Cameron faces revolt over result of byelection
Lib Dem leader Nick Clegg congratulates party candidate Michael Thornton on winning the Eastleigh byelection yesterday. photograph: stefan rousseau
British prime minister David Cameron is facing revolt from Conservative backbenchers over the party’s third-place finish in a significant byelection, following charges that he is out of touch and has abandoned blue-collar workers.
So far, however, Mr Cameron’s highest-profile opponents, such as David Davies, the man he beat for the leadership eight years ago, have held their silence over the Eastleigh result, but this could change in coming days.

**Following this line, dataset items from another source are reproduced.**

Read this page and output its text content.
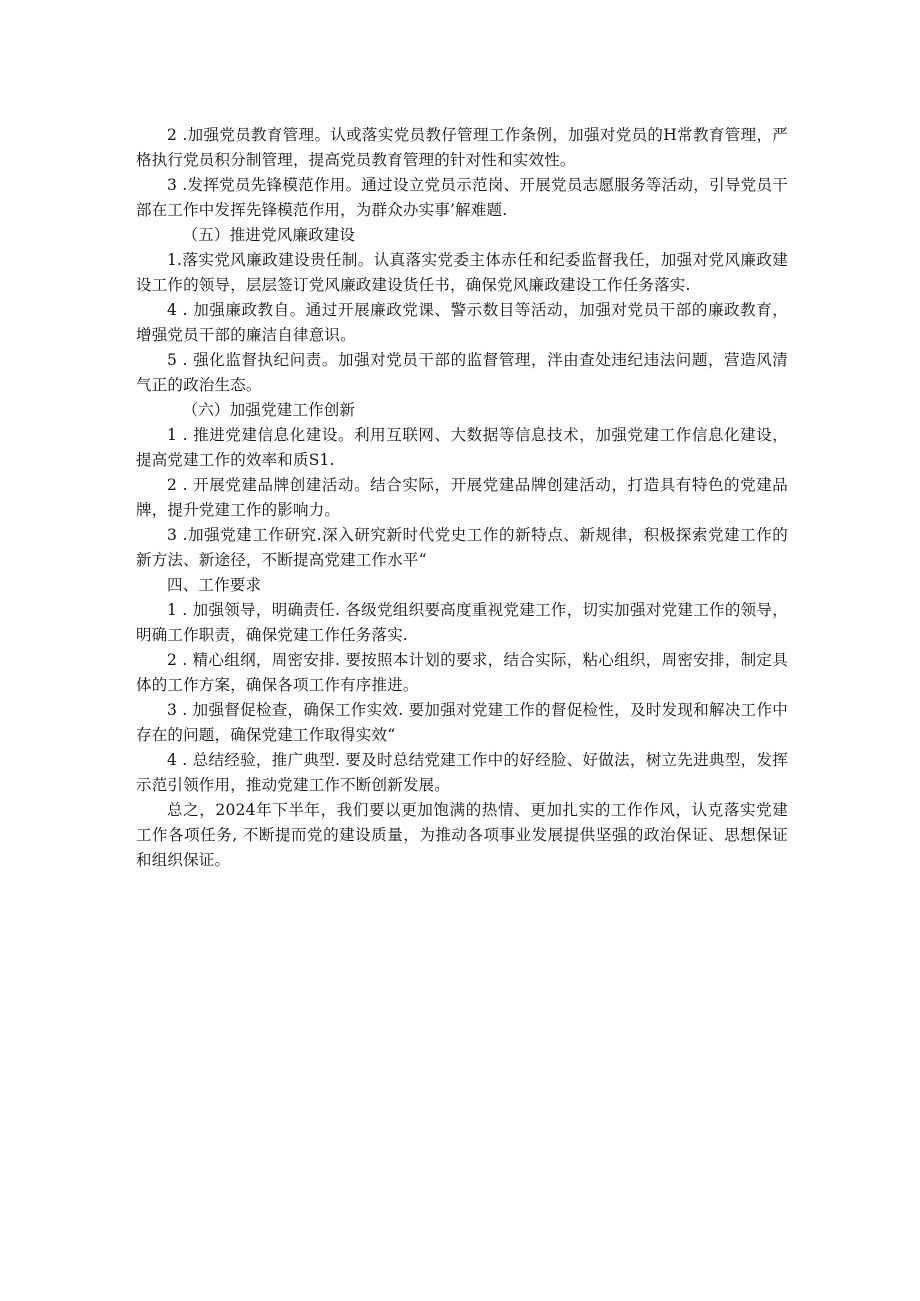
2 .加强党员教育管理。认或落实党员教仔管理工作条例，加强对党员的H常教育管理，严格执行党员积分制管理，提高党员教育管理的针对性和实效性。

3 .发挥党员先锋模范作用。通过设立党员示范岗、开展党员志愿服务等活动，引导党员干部在工作中发挥先锋模范作用，为群众办实事’解难题.

（五）推进党风廉政建设

1.落实党风廉政建设贵任制。认真落实党委主体赤任和纪委监督我任，加强对党风廉政建设工作的领导，层层签订党风廉政建设货任书，确保党风廉政建设工作任务落实.

4 . 加强廉政教自。通过开展廉政党课、警示数目等活动，加强对党员干部的廉政教育，增强党员干部的廉洁自律意识。

5 . 强化监督执纪问责。加强对党员干部的监督管理，泮由查处违纪违法问题，营造风清气正的政治生态。

（六）加强党建工作创新

1 . 推进党建信息化建设。利用互联网、大数据等信息技术，加强党建工作信息化建设，提高党建工作的效率和质S1.

2 . 开展党建品牌创建活动。结合实际，开展党建品牌创建活动，打造具有特色的党建品牌，提升党建工作的影响力。

3 .加强党建工作研究.深入研究新时代党史工作的新特点、新规律，积极探索党建工作的新方法、新途径，不断提高党建工作水平“

四、工作要求

1 . 加强领导，明确责任. 各级党组织要高度重视党建工作，切实加强对党建工作的领导，明确工作职责，确保党建工作任务落实.

2 . 精心组纲，周密安排. 要按照本计划的要求，结合实际，粘心组织，周密安排，制定具体的工作方案，确保各项工作有序推进。

3 . 加强督促检查，确保工作实效. 要加强对党建工作的督促检性，及时发现和解决工作中存在的问题，确保党建工作取得实效“

4 . 总结经验，推广典型. 要及时总结党建工作中的好经脸、好做法，树立先进典型，发挥示范引领作用，推动党建工作不断创新发展。

总之，2024年下半年，我们要以更加饱满的热情、更加扎实的工作作风，认克落实党建工作各项任务, 不断提而党的建设质量，为推动各项事业发展提供坚强的政治保证、思想保证和组织保证。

One MP, Stewart Jackson, who quit as a ministerial aide over Mr Cameron’s attitude to the European Union last year, said the prime minister has just months to convince voters that the Conservatives can win a majority in the next general election.
“He is out of touch with the party. Both gay marriage and EU migration feed into a narrative that too much emphasis is going to the liberal metropolitan elite and not enough to the blue-collar working vote that Margaret Thatcher had the support of,” Mr Jackson declared.
Meanwhile, another MP, Eleanor Laing, was equally critical: “Loyalty is a two-way thing and the leadership of the Conservative Party asks for loyalty from our supporters but those supporters don’t feel that they’re getting loyalty back.”
So far, talk of leadership challenges have been little more than sabre-rattling by the ambitious and disaffected but there is little doubt a poor result in local election battles in England in May could spur rebellion.
Leading Eurosceptic MP Douglas Carswell said Mr Cameron’s concentration on issues such as legalising gay marriage had angered the Conservatives’ traditional support base: “Don’t alienate base in return for pundit applause. Pundits don’t have many votes,” he declared.
In particular, Conservatives are demanding that home secretary Theresa May and work and pensions secretary Iain Duncan-Smith take action now to head off migration by Bulgarians and Romanians once EU travel restrictions are lifted.
However, the levers available to both ministers are limited, while the numbers who might migrate to the UK are unknown.
The possibility that large numbers could do so is beginning to attain totemic status in British political circles.
The Liberal Democrats’ holding of the seat vacated by former cabinet minister Chris Huhne, who resigned after pleading guilty to perverting the course of justice, has copper-fastened the existence of the coalition between Mr Cameron and his junior coalition partners.
However, it has infuriated Conservative backbenchers who despise it: “I’d like him to draw the conclusion that the sooner we get out of this coalition the better,” said one of the leading anti-coalitionists, Peter Bone.
Such tempers were not eased by Conservative Party deputy chairman MP Sarah Newton’s declaration that the Liberal Democrats’ victory was good as “the coalition has kept a seat despite all the difficulties facing the Liberal Democrats, and the coalition”.
The Eastleigh byelection result and the second-place finish by the UK Independence Party has awakened Conservative fears that Mr Cameron’s January pledge to hold a referendum on EU membership has not halted the populist party’s rise in the polls.
However, a detailed poll by Conservative strategist Lord Michael Ashcroft of Eastleigh voters indicates that the European Union was a far less significant issue than some Conservatives want to believe.
Instead, the swing towards Ukip in the final days is explained by the desire of some voters to declare their unhappiness with the party that they previously supported at the 2010 general election, or because they are simply unhappy with all of the major parties.
If the Conservatives are glum, the Liberal Democrats are ecstatic: “This has been a byelection that we’ve had to fight in exceptionally difficult circumstances,” the party’s leader, Nick Clegg, told celebrating supporters yesterday morning in Eastleigh.
“Our opponents have thrown everything at us. We’ve held our nerve, stood our ground, we’ve worked as a team. We went out and campaigned on every doorstep.
“We overcame the odds and won a stunning victory,” he declared.
His candidate, local councillor Michael Thornton, won 13,342 votes, compared with 11,571 for Ukip’s Diane James, while the Conservatives’ Maria Hutchings was more than a thousand behind with 10,559.
Reflecting the new-found optimism in Liberal Democrat ranks, party president Tim Farron said: “ MPs, who perhaps were a little bit worried, are now thinking, ‘We can win our seats next time round.’
“This totally changes the narrative of politics within the coalition.”